当然了,这样的试验人们也只能想想,因为云沧溟这种高修世间少有,谁有本事让他心甘情愿献上一切?
以前确实没有这样的人。
不过现在有了。
江雪织什么都不用做,一个字都不用说,只要她需要,云沧溟就愿意。
“我的志向素来不是做什么天下第一,重权在握。”
他生怕江雪织用他的身体有什么负担,主动说道:“若可以选,我宁愿只做一个散修,或是普通的天雍弟子。每日照常修炼,日出而作,日落而息,闲来养上一些花花草草,灵兽灵鸟,闲云野鹤,自由自在。这是我想要的生活。”
没有处理不完的宗务,没有看顾不完的弟子,更不必面对阴谋诡计以及那些利欲熏心的人。
这样的生活才是云沧溟希望过的。
“我心无大志,倒是辜负了天道予我的一身天赋。”云沧溟盯着江雪织的眼睛诚恳说道,“若是能将这样的天赋用在你身上,那才算是物尽其用,没有辜负。”
“机甲若需人祭,你可以考虑我。”
他语气很轻,但极为清晰地说出了他的最终目的。
修界炼器从来都有独特法则。
厉害的法器很多都需要生人祭祀。
虽说不人祭也不是没有可能成功,可人祭总归是条捷径。江雪织要的东西本就是这个世界没有的,逆天而为总得付出点代价,炼器人祭法则通常就用在这种事情上。
江雪织简直不敢想象自己听见了什么。
她要是没听错的话,云沧溟的意思是,他想用他自己给她的机甲献祭?
“你的意思是我理解的那个吗?”她艰难地开口,拧眉说道,“人祭的意思是血祭,对吧?”
云沧溟没说话。
没说话也是一种回答。
江雪织蹭地一下子站了起来。
“失败就失败,多尝试几次就行了。”她居高临下地看着仍然坐在那里的云沧溟,一字一顿道,“只要最终结果是好的,过程如何艰难我都不怕。”
“人祭这种方式既血腥又不道德,我造机甲是为了战斗,可我战斗不是为了破坏。
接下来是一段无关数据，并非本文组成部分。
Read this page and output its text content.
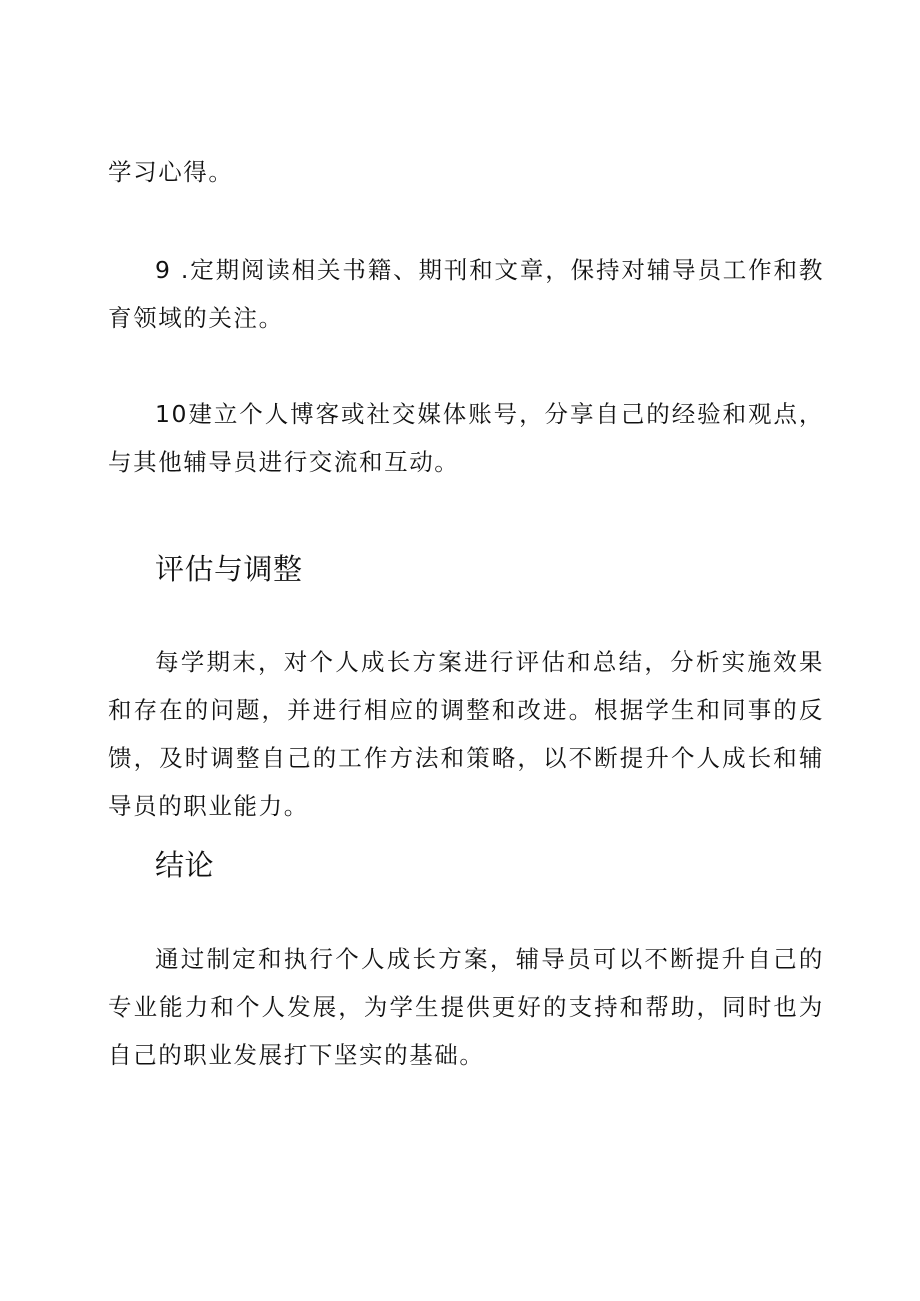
学习心得。

9 .定期阅读相关书籍、期刊和文章，保持对辅导员工作和教育领域的关注。

10建立个人博客或社交媒体账号，分享自己的经验和观点，与其他辅导员进行交流和互动。

评估与调整

每学期末，对个人成长方案进行评估和总结，分析实施效果和存在的问题，并进行相应的调整和改进。根据学生和同事的反馈，及时调整自己的工作方法和策略，以不断提升个人成长和辅导员的职业能力。

结论

通过制定和执行个人成长方案，辅导员可以不断提升自己的专业能力和个人发展，为学生提供更好的支持和帮助，同时也为自己的职业发展打下坚实的基础。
”
江雪织是个好战分子。
穿书之前人人都在外面这样说她。
她从不解释。
她确实好战,哪里有战场哪里就有她。
如果不是因为遇见了叛徒,精神力出了问题,她是不会停止战斗的。
她不介意别人说她好战。
可她从不希望世界上永远存在战争。
恰恰相反,她与那些人口中以为的截然不同,她所希望的,是终于有一日,她可以再也没有战场可上,她的军队可以彻底赋闲在家。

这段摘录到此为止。